Another Christmas tradition for our family is Christmas Eve dinner at the local Catholic Worker house. Dinner was great -- ham, turkey, stuffing, and lots of great sides, including a wonderful squash soup. People were a little subdued, for understandable reasons, but there was still a lot of camaraderie and laughter. Bear and I ate with a new guy who regaled us with wonderful and amazing stories of his 19 years working as a carpenter in the Alaska wilderness.
We eat there every week, of course, so many of the regulars have become good friends. I persuaded them to pose for a picture after dinner:
Then it was homeward to get dressed for "Midnight" Mass -- at 8 p.m. (which is good, 'cause we couldn't do any later!). The girls dressed in their Christmas dresses:
Mass was wonderful -- the high point of Christmas, as usual. Although...
...Christmas morning was pretty nice, too.
|This little guy had no idea that it was Christmas, but squealed with delight on|
seeing the "horsey" anyway.
There is a story about the little prayer book Mouse is holding. I actually "hid" this gift and a few other small religious items too well -- and ended up spending about an hour and a half searching for them on Christmas Eve night, meaning that I didn't actually get to bed until early Christmas Eve morning!
The kids enjoyed all of their many gifts, as you can see in the video below.
We took time out for a walk in the nearby Trempealeau Wildlife Refuge just to get out of the house and to enjoy the beautiful weather. Everyone was in good spirits.
Here is the video of Christmas morning:
One of the highlights of the season for me was listening to Brother Mann, president of Saint Mary's University, deliver some brief remarks before the SMU Christmas dinner. He offered one of the best reflections on the Christmas season that I have heard in a while. The Scripture quotation at the beginning of this post was part of his remarks. I was really struck at the imagery in this quote, especially in the way he connected it to the incarnation.

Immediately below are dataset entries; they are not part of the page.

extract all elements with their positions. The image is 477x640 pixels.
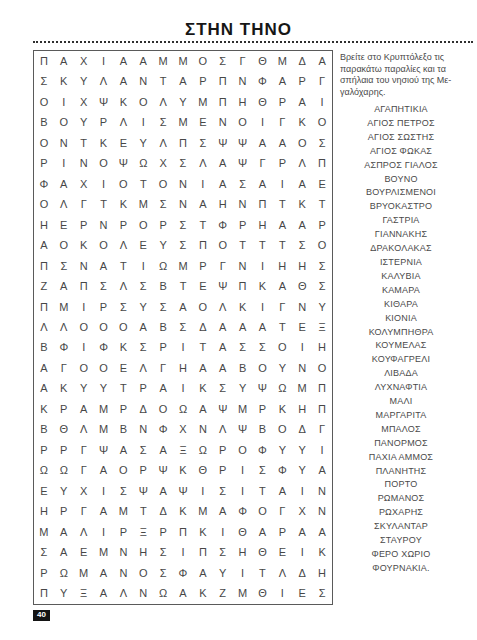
grid-cell-r4c1[interactable]: Β: [34, 112, 54, 132]
grid-cell-r16c10[interactable]: Α: [213, 358, 233, 378]
grid-cell-r10c4[interactable]: Ο: [94, 235, 114, 255]
grid-cell-r20c12[interactable]: Φ: [253, 440, 273, 460]
grid-cell-r24c11[interactable]: Θ: [233, 522, 253, 542]
grid-cell-r21c1[interactable]: Ω: [34, 461, 54, 481]
grid-cell-r22c10[interactable]: Σ: [213, 481, 233, 501]
grid-cell-r17c10[interactable]: Σ: [213, 379, 233, 399]
grid-cell-r17c13[interactable]: Ω: [272, 379, 292, 399]
grid-cell-r23c1[interactable]: Η: [34, 502, 54, 522]
grid-cell-r14c3[interactable]: Ο: [74, 317, 94, 337]
grid-cell-r17c14[interactable]: Μ: [292, 379, 312, 399]
grid-cell-r12c15[interactable]: Σ: [312, 276, 332, 296]
grid-cell-r8c1[interactable]: Ο: [34, 194, 54, 214]
grid-cell-r12c1[interactable]: Ζ: [34, 276, 54, 296]
grid-cell-r14c4[interactable]: Ο: [94, 317, 114, 337]
grid-cell-r20c3[interactable]: Γ: [74, 440, 94, 460]
grid-cell-r4c3[interactable]: Υ: [74, 112, 94, 132]
grid-cell-r7c12[interactable]: Α: [253, 174, 273, 194]
grid-cell-r26c6[interactable]: Ο: [133, 563, 153, 583]
grid-cell-r19c5[interactable]: Β: [113, 420, 133, 440]
grid-cell-r1c6[interactable]: Α: [133, 51, 153, 71]
grid-cell-r22c6[interactable]: Ψ: [133, 481, 153, 501]
grid-cell-r6c4[interactable]: Ο: [94, 153, 114, 173]
grid-cell-r5c2[interactable]: Ν: [54, 133, 74, 153]
grid-cell-r14c14[interactable]: Ε: [292, 317, 312, 337]
grid-cell-r17c12[interactable]: Ψ: [253, 379, 273, 399]
grid-cell-r25c5[interactable]: Ν: [113, 543, 133, 563]
grid-cell-r19c8[interactable]: Χ: [173, 420, 193, 440]
grid-cell-r9c5[interactable]: Ρ: [113, 215, 133, 235]
grid-cell-r13c2[interactable]: Μ: [54, 297, 74, 317]
grid-cell-r23c14[interactable]: Χ: [292, 502, 312, 522]
grid-cell-r17c5[interactable]: Τ: [113, 379, 133, 399]
grid-cell-r16c11[interactable]: Β: [233, 358, 253, 378]
grid-cell-r10c3[interactable]: Κ: [74, 235, 94, 255]
grid-cell-r14c8[interactable]: Σ: [173, 317, 193, 337]
grid-cell-r23c9[interactable]: Μ: [193, 502, 213, 522]
grid-cell-r16c8[interactable]: Η: [173, 358, 193, 378]
grid-cell-r24c6[interactable]: Ξ: [133, 522, 153, 542]
grid-cell-r22c11[interactable]: Ι: [233, 481, 253, 501]
grid-cell-r4c2[interactable]: Ο: [54, 112, 74, 132]
grid-cell-r18c4[interactable]: Μ: [94, 399, 114, 419]
grid-cell-r12c12[interactable]: Κ: [253, 276, 273, 296]
grid-cell-r22c3[interactable]: Χ: [74, 481, 94, 501]
grid-cell-r26c5[interactable]: Ν: [113, 563, 133, 583]
grid-cell-r23c8[interactable]: Κ: [173, 502, 193, 522]
grid-cell-r9c2[interactable]: Ε: [54, 215, 74, 235]
grid-cell-r20c13[interactable]: Υ: [272, 440, 292, 460]
grid-cell-r27c1[interactable]: Π: [34, 584, 54, 604]
grid-cell-r20c15[interactable]: Ι: [312, 440, 332, 460]
grid-cell-r4c5[interactable]: Λ: [113, 112, 133, 132]
grid-cell-r8c5[interactable]: Κ: [113, 194, 133, 214]
grid-cell-r14c2[interactable]: Λ: [54, 317, 74, 337]
grid-cell-r27c5[interactable]: Λ: [113, 584, 133, 604]
grid-cell-r24c15[interactable]: Α: [312, 522, 332, 542]
grid-cell-r26c11[interactable]: Ι: [233, 563, 253, 583]
grid-cell-r24c7[interactable]: Ρ: [153, 522, 173, 542]
grid-cell-r17c9[interactable]: Κ: [193, 379, 213, 399]
grid-cell-r17c2[interactable]: Κ: [54, 379, 74, 399]
grid-cell-r9c6[interactable]: Ο: [133, 215, 153, 235]
grid-cell-r4c7[interactable]: Σ: [153, 112, 173, 132]
grid-cell-r19c14[interactable]: Δ: [292, 420, 312, 440]
grid-cell-r2c6[interactable]: Ν: [133, 71, 153, 91]
grid-cell-r21c5[interactable]: Ο: [113, 461, 133, 481]
grid-cell-r2c15[interactable]: Γ: [312, 71, 332, 91]
grid-cell-r1c3[interactable]: Χ: [74, 51, 94, 71]
grid-cell-r22c7[interactable]: Α: [153, 481, 173, 501]
grid-cell-r7c9[interactable]: Ι: [193, 174, 213, 194]
grid-cell-r14c6[interactable]: Α: [133, 317, 153, 337]
grid-cell-r27c14[interactable]: Ε: [292, 584, 312, 604]
grid-cell-r13c7[interactable]: Σ: [153, 297, 173, 317]
grid-cell-r10c8[interactable]: Σ: [173, 235, 193, 255]
grid-cell-r3c9[interactable]: Μ: [193, 92, 213, 112]
grid-cell-r13c8[interactable]: Α: [173, 297, 193, 317]
grid-cell-r27c3[interactable]: Ξ: [74, 584, 94, 604]
grid-cell-r20c11[interactable]: Ο: [233, 440, 253, 460]
grid-cell-r16c3[interactable]: Ο: [74, 358, 94, 378]
grid-cell-r2c13[interactable]: Α: [272, 71, 292, 91]
grid-cell-r23c13[interactable]: Γ: [272, 502, 292, 522]
grid-cell-r12c13[interactable]: Α: [272, 276, 292, 296]
grid-cell-r5c14[interactable]: Ο: [292, 133, 312, 153]
grid-cell-r7c6[interactable]: Τ: [133, 174, 153, 194]
grid-cell-r19c12[interactable]: Β: [253, 420, 273, 440]
grid-cell-r5c10[interactable]: Ψ: [213, 133, 233, 153]
grid-cell-r26c2[interactable]: Ω: [54, 563, 74, 583]
grid-cell-r2c9[interactable]: Ρ: [193, 71, 213, 91]
grid-cell-r22c1[interactable]: Ε: [34, 481, 54, 501]
grid-cell-r1c4[interactable]: Ι: [94, 51, 114, 71]
grid-cell-r23c10[interactable]: Α: [213, 502, 233, 522]
grid-cell-r11c6[interactable]: Ι: [133, 256, 153, 276]
grid-cell-r15c14[interactable]: Ι: [292, 338, 312, 358]
grid-cell-r24c13[interactable]: Ρ: [272, 522, 292, 542]
grid-cell-r8c15[interactable]: Τ: [312, 194, 332, 214]
grid-cell-r16c1[interactable]: Α: [34, 358, 54, 378]
grid-cell-r13c6[interactable]: Υ: [133, 297, 153, 317]
grid-cell-r25c6[interactable]: Η: [133, 543, 153, 563]
grid-cell-r27c12[interactable]: Θ: [253, 584, 273, 604]
grid-cell-r25c13[interactable]: Ε: [272, 543, 292, 563]
grid-cell-r17c3[interactable]: Υ: [74, 379, 94, 399]
grid-cell-r17c15[interactable]: Π: [312, 379, 332, 399]
grid-cell-r6c2[interactable]: Ι: [54, 153, 74, 173]
grid-cell-r2c1[interactable]: Σ: [34, 71, 54, 91]
grid-cell-r13c10[interactable]: Λ: [213, 297, 233, 317]
grid-cell-r12c14[interactable]: Θ: [292, 276, 312, 296]
grid-cell-r14c9[interactable]: Δ: [193, 317, 213, 337]
grid-cell-r12c11[interactable]: Π: [233, 276, 253, 296]
grid-cell-r5c1[interactable]: Ο: [34, 133, 54, 153]
grid-cell-r13c4[interactable]: Ρ: [94, 297, 114, 317]
grid-cell-r5c4[interactable]: Κ: [94, 133, 114, 153]
grid-cell-r17c7[interactable]: Α: [153, 379, 173, 399]
grid-cell-r17c4[interactable]: Υ: [94, 379, 114, 399]
grid-cell-r5c8[interactable]: Π: [173, 133, 193, 153]
grid-cell-r6c10[interactable]: Α: [213, 153, 233, 173]
grid-cell-r23c3[interactable]: Γ: [74, 502, 94, 522]
grid-cell-r25c9[interactable]: Π: [193, 543, 213, 563]
grid-cell-r13c3[interactable]: Ι: [74, 297, 94, 317]
grid-cell-r3c7[interactable]: Λ: [153, 92, 173, 112]
grid-cell-r19c13[interactable]: Ο: [272, 420, 292, 440]
grid-cell-r26c12[interactable]: Τ: [253, 563, 273, 583]
grid-cell-r26c10[interactable]: Υ: [213, 563, 233, 583]
grid-cell-r21c15[interactable]: Α: [312, 461, 332, 481]
grid-cell-r2c12[interactable]: Φ: [253, 71, 273, 91]
grid-cell-r26c3[interactable]: Μ: [74, 563, 94, 583]
grid-cell-r19c10[interactable]: Λ: [213, 420, 233, 440]
grid-cell-r15c12[interactable]: Σ: [253, 338, 273, 358]
grid-cell-r7c5[interactable]: Ο: [113, 174, 133, 194]
grid-cell-r14c10[interactable]: Α: [213, 317, 233, 337]
grid-cell-r27c10[interactable]: Ζ: [213, 584, 233, 604]
grid-cell-r9c4[interactable]: Ν: [94, 215, 114, 235]
grid-cell-r20c7[interactable]: Α: [153, 440, 173, 460]
grid-cell-r7c11[interactable]: Σ: [233, 174, 253, 194]
grid-cell-r17c1[interactable]: Α: [34, 379, 54, 399]
grid-cell-r21c7[interactable]: Ψ: [153, 461, 173, 481]
grid-cell-r22c13[interactable]: Α: [272, 481, 292, 501]
grid-cell-r1c15[interactable]: Α: [312, 51, 332, 71]
grid-cell-r14c7[interactable]: Β: [153, 317, 173, 337]
grid-cell-r16c5[interactable]: Ε: [113, 358, 133, 378]
grid-cell-r8c13[interactable]: Τ: [272, 194, 292, 214]
grid-cell-r1c7[interactable]: Μ: [153, 51, 173, 71]
grid-cell-r25c12[interactable]: Θ: [253, 543, 273, 563]
grid-cell-r21c9[interactable]: Θ: [193, 461, 213, 481]
grid-cell-r26c1[interactable]: Ρ: [34, 563, 54, 583]
grid-cell-r22c8[interactable]: Ψ: [173, 481, 193, 501]
grid-cell-r9c3[interactable]: Ρ: [74, 215, 94, 235]
grid-cell-r10c2[interactable]: Ο: [54, 235, 74, 255]
grid-cell-r11c4[interactable]: Α: [94, 256, 114, 276]
grid-cell-r8c6[interactable]: Μ: [133, 194, 153, 214]
grid-cell-r1c12[interactable]: Θ: [253, 51, 273, 71]
grid-cell-r12c3[interactable]: Π: [74, 276, 94, 296]
grid-cell-r18c9[interactable]: Α: [193, 399, 213, 419]
grid-cell-r7c14[interactable]: Α: [292, 174, 312, 194]
grid-cell-r22c14[interactable]: Ι: [292, 481, 312, 501]
grid-cell-r27c2[interactable]: Υ: [54, 584, 74, 604]
grid-cell-r1c14[interactable]: Δ: [292, 51, 312, 71]
grid-cell-r9c9[interactable]: Τ: [193, 215, 213, 235]
grid-cell-r19c1[interactable]: Β: [34, 420, 54, 440]
grid-cell-r1c8[interactable]: Μ: [173, 51, 193, 71]
grid-cell-r3c6[interactable]: Ο: [133, 92, 153, 112]
grid-cell-r11c3[interactable]: Ν: [74, 256, 94, 276]
grid-cell-r5c11[interactable]: Ψ: [233, 133, 253, 153]
grid-cell-r4c10[interactable]: Ν: [213, 112, 233, 132]
grid-cell-r9c13[interactable]: Α: [272, 215, 292, 235]
grid-cell-r25c10[interactable]: Σ: [213, 543, 233, 563]
grid-cell-r25c2[interactable]: Α: [54, 543, 74, 563]
grid-cell-r13c5[interactable]: Σ: [113, 297, 133, 317]
grid-cell-r21c2[interactable]: Ω: [54, 461, 74, 481]
grid-cell-r1c10[interactable]: Σ: [213, 51, 233, 71]
grid-cell-r8c14[interactable]: Κ: [292, 194, 312, 214]
grid-cell-r16c12[interactable]: Ο: [253, 358, 273, 378]
grid-cell-r23c12[interactable]: Ο: [253, 502, 273, 522]
grid-cell-r19c7[interactable]: Φ: [153, 420, 173, 440]
grid-cell-r3c1[interactable]: Ο: [34, 92, 54, 112]
grid-cell-r19c15[interactable]: Γ: [312, 420, 332, 440]
grid-cell-r24c10[interactable]: Ι: [213, 522, 233, 542]
grid-cell-r21c11[interactable]: Ι: [233, 461, 253, 481]
grid-cell-r13c12[interactable]: Ι: [253, 297, 273, 317]
grid-cell-r25c11[interactable]: Η: [233, 543, 253, 563]
grid-cell-r13c13[interactable]: Γ: [272, 297, 292, 317]
grid-cell-r18c3[interactable]: Α: [74, 399, 94, 419]
grid-cell-r4c12[interactable]: Ι: [253, 112, 273, 132]
grid-cell-r5c3[interactable]: Τ: [74, 133, 94, 153]
grid-cell-r15c9[interactable]: Τ: [193, 338, 213, 358]
grid-cell-r6c3[interactable]: Ν: [74, 153, 94, 173]
grid-cell-r3c10[interactable]: Π: [213, 92, 233, 112]
grid-cell-r9c8[interactable]: Σ: [173, 215, 193, 235]
grid-cell-r10c9[interactable]: Π: [193, 235, 213, 255]
grid-cell-r11c10[interactable]: Γ: [213, 256, 233, 276]
grid-cell-r27c8[interactable]: Α: [173, 584, 193, 604]
grid-cell-r20c8[interactable]: Ξ: [173, 440, 193, 460]
grid-cell-r25c14[interactable]: Ι: [292, 543, 312, 563]
grid-cell-r2c5[interactable]: Α: [113, 71, 133, 91]
grid-cell-r7c4[interactable]: Ι: [94, 174, 114, 194]
grid-cell-r27c11[interactable]: Μ: [233, 584, 253, 604]
grid-cell-r3c3[interactable]: Χ: [74, 92, 94, 112]
grid-cell-r22c9[interactable]: Ι: [193, 481, 213, 501]
grid-cell-r5c13[interactable]: Α: [272, 133, 292, 153]
grid-cell-r6c1[interactable]: Ρ: [34, 153, 54, 173]
grid-cell-r14c15[interactable]: Ξ: [312, 317, 332, 337]
grid-cell-r6c11[interactable]: Ψ: [233, 153, 253, 173]
grid-cell-r21c10[interactable]: Ρ: [213, 461, 233, 481]
grid-cell-r26c14[interactable]: Δ: [292, 563, 312, 583]
grid-cell-r10c1[interactable]: Α: [34, 235, 54, 255]
grid-cell-r10c11[interactable]: Τ: [233, 235, 253, 255]
grid-cell-r24c5[interactable]: Ρ: [113, 522, 133, 542]
grid-cell-r11c8[interactable]: Μ: [173, 256, 193, 276]
grid-cell-r10c12[interactable]: Τ: [253, 235, 273, 255]
grid-cell-r20c9[interactable]: Ω: [193, 440, 213, 460]
grid-cell-r10c14[interactable]: Σ: [292, 235, 312, 255]
grid-cell-r11c1[interactable]: Π: [34, 256, 54, 276]
grid-cell-r24c9[interactable]: Κ: [193, 522, 213, 542]
grid-cell-r17c11[interactable]: Υ: [233, 379, 253, 399]
grid-cell-r18c6[interactable]: Δ: [133, 399, 153, 419]
grid-cell-r12c2[interactable]: Α: [54, 276, 74, 296]
grid-cell-r15c3[interactable]: Ι: [74, 338, 94, 358]
grid-cell-r18c14[interactable]: Η: [292, 399, 312, 419]
grid-cell-r22c5[interactable]: Σ: [113, 481, 133, 501]
grid-cell-r2c3[interactable]: Υ: [74, 71, 94, 91]
grid-cell-r25c7[interactable]: Σ: [153, 543, 173, 563]
grid-cell-r3c15[interactable]: Ι: [312, 92, 332, 112]
grid-cell-r26c8[interactable]: Φ: [173, 563, 193, 583]
grid-cell-r27c9[interactable]: Κ: [193, 584, 213, 604]
grid-cell-r12c4[interactable]: Σ: [94, 276, 114, 296]
grid-cell-r25c1[interactable]: Σ: [34, 543, 54, 563]
grid-cell-r23c5[interactable]: Μ: [113, 502, 133, 522]
grid-cell-r11c5[interactable]: Τ: [113, 256, 133, 276]
grid-cell-r1c1[interactable]: Π: [34, 51, 54, 71]
grid-cell-r19c3[interactable]: Λ: [74, 420, 94, 440]
grid-cell-r19c4[interactable]: Μ: [94, 420, 114, 440]
grid-cell-r1c2[interactable]: Α: [54, 51, 74, 71]
grid-cell-r10c7[interactable]: Υ: [153, 235, 173, 255]
grid-cell-r14c12[interactable]: Α: [253, 317, 273, 337]
grid-cell-r25c4[interactable]: Μ: [94, 543, 114, 563]
grid-cell-r21c4[interactable]: Α: [94, 461, 114, 481]
grid-cell-r26c13[interactable]: Λ: [272, 563, 292, 583]
grid-cell-r3c11[interactable]: Η: [233, 92, 253, 112]
grid-cell-r23c11[interactable]: Φ: [233, 502, 253, 522]
grid-cell-r7c2[interactable]: Α: [54, 174, 74, 194]
grid-cell-r8c10[interactable]: Η: [213, 194, 233, 214]
grid-cell-r12c8[interactable]: Τ: [173, 276, 193, 296]
grid-cell-r4c15[interactable]: Ο: [312, 112, 332, 132]
grid-cell-r16c9[interactable]: Α: [193, 358, 213, 378]
grid-cell-r5c7[interactable]: Λ: [153, 133, 173, 153]
grid-cell-r15c1[interactable]: Β: [34, 338, 54, 358]
grid-cell-r24c2[interactable]: Α: [54, 522, 74, 542]
grid-cell-r6c13[interactable]: Ρ: [272, 153, 292, 173]
grid-cell-r25c8[interactable]: Ι: [173, 543, 193, 563]
grid-cell-r26c9[interactable]: Α: [193, 563, 213, 583]
grid-cell-r14c1[interactable]: Λ: [34, 317, 54, 337]
grid-cell-r9c1[interactable]: Η: [34, 215, 54, 235]
grid-cell-r19c9[interactable]: Ν: [193, 420, 213, 440]
grid-cell-r3c4[interactable]: Ψ: [94, 92, 114, 112]
grid-cell-r27c15[interactable]: Σ: [312, 584, 332, 604]
grid-cell-r27c6[interactable]: Ν: [133, 584, 153, 604]
grid-cell-r3c12[interactable]: Θ: [253, 92, 273, 112]
grid-cell-r4c9[interactable]: Ε: [193, 112, 213, 132]
grid-cell-r19c6[interactable]: Ν: [133, 420, 153, 440]
grid-cell-r20c4[interactable]: Ψ: [94, 440, 114, 460]
grid-cell-r15c8[interactable]: Ι: [173, 338, 193, 358]
grid-cell-r20c10[interactable]: Ρ: [213, 440, 233, 460]
grid-cell-r24c8[interactable]: Π: [173, 522, 193, 542]
grid-cell-r6c12[interactable]: Γ: [253, 153, 273, 173]
grid-cell-r4c13[interactable]: Γ: [272, 112, 292, 132]
grid-cell-r21c14[interactable]: Υ: [292, 461, 312, 481]
grid-cell-r13c1[interactable]: Π: [34, 297, 54, 317]
grid-cell-r2c14[interactable]: Ρ: [292, 71, 312, 91]
grid-cell-r10c13[interactable]: Τ: [272, 235, 292, 255]
grid-cell-r15c4[interactable]: Φ: [94, 338, 114, 358]
grid-cell-r21c6[interactable]: Ρ: [133, 461, 153, 481]
grid-cell-r26c15[interactable]: Η: [312, 563, 332, 583]
grid-cell-r13c9[interactable]: Ο: [193, 297, 213, 317]
grid-cell-r23c15[interactable]: Ν: [312, 502, 332, 522]
grid-cell-r5c5[interactable]: Ε: [113, 133, 133, 153]
grid-cell-r22c12[interactable]: Τ: [253, 481, 273, 501]
grid-cell-r11c9[interactable]: Ρ: [193, 256, 213, 276]
grid-cell-r12c6[interactable]: Σ: [133, 276, 153, 296]
grid-cell-r19c2[interactable]: Θ: [54, 420, 74, 440]
grid-cell-r7c8[interactable]: Ν: [173, 174, 193, 194]
grid-cell-r25c3[interactable]: Ε: [74, 543, 94, 563]
grid-cell-r2c10[interactable]: Π: [213, 71, 233, 91]
grid-cell-r10c5[interactable]: Λ: [113, 235, 133, 255]
grid-cell-r18c2[interactable]: Ρ: [54, 399, 74, 419]
grid-cell-r6c14[interactable]: Λ: [292, 153, 312, 173]
grid-cell-r16c2[interactable]: Γ: [54, 358, 74, 378]
grid-cell-r3c8[interactable]: Υ: [173, 92, 193, 112]
grid-cell-r26c7[interactable]: Σ: [153, 563, 173, 583]
grid-cell-r16c15[interactable]: Ο: [312, 358, 332, 378]
grid-cell-r16c6[interactable]: Λ: [133, 358, 153, 378]
grid-cell-r15c5[interactable]: Κ: [113, 338, 133, 358]
grid-cell-r14c13[interactable]: Τ: [272, 317, 292, 337]
grid-cell-r20c14[interactable]: Υ: [292, 440, 312, 460]
grid-cell-r1c9[interactable]: Ο: [193, 51, 213, 71]
grid-cell-r18c8[interactable]: Ω: [173, 399, 193, 419]
grid-cell-r2c11[interactable]: Ν: [233, 71, 253, 91]
grid-cell-r3c13[interactable]: Ρ: [272, 92, 292, 112]
grid-cell-r11c15[interactable]: Σ: [312, 256, 332, 276]
grid-cell-r4c4[interactable]: Ρ: [94, 112, 114, 132]
grid-cell-r12c10[interactable]: Ψ: [213, 276, 233, 296]
grid-cell-r18c11[interactable]: Μ: [233, 399, 253, 419]
grid-cell-r8c11[interactable]: Ν: [233, 194, 253, 214]
grid-cell-r23c2[interactable]: Ρ: [54, 502, 74, 522]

The Gospel of John gives us that wonderful image of the Christ child as a light in the darkness, but I also like this image of Christ as a bolt of lightning spanning the sky. It really captures just how radical the Incarnation of God is...because if you really are so crazy as to believe in a God whose love for humanity is so great that he becomes one of us in order to draw us to him, then the Incarnation changes everything, absolutely everything. Like a flash of lightning in the night, it lights up our world and our lives, so that we see them as they truly are...and that is a good thing.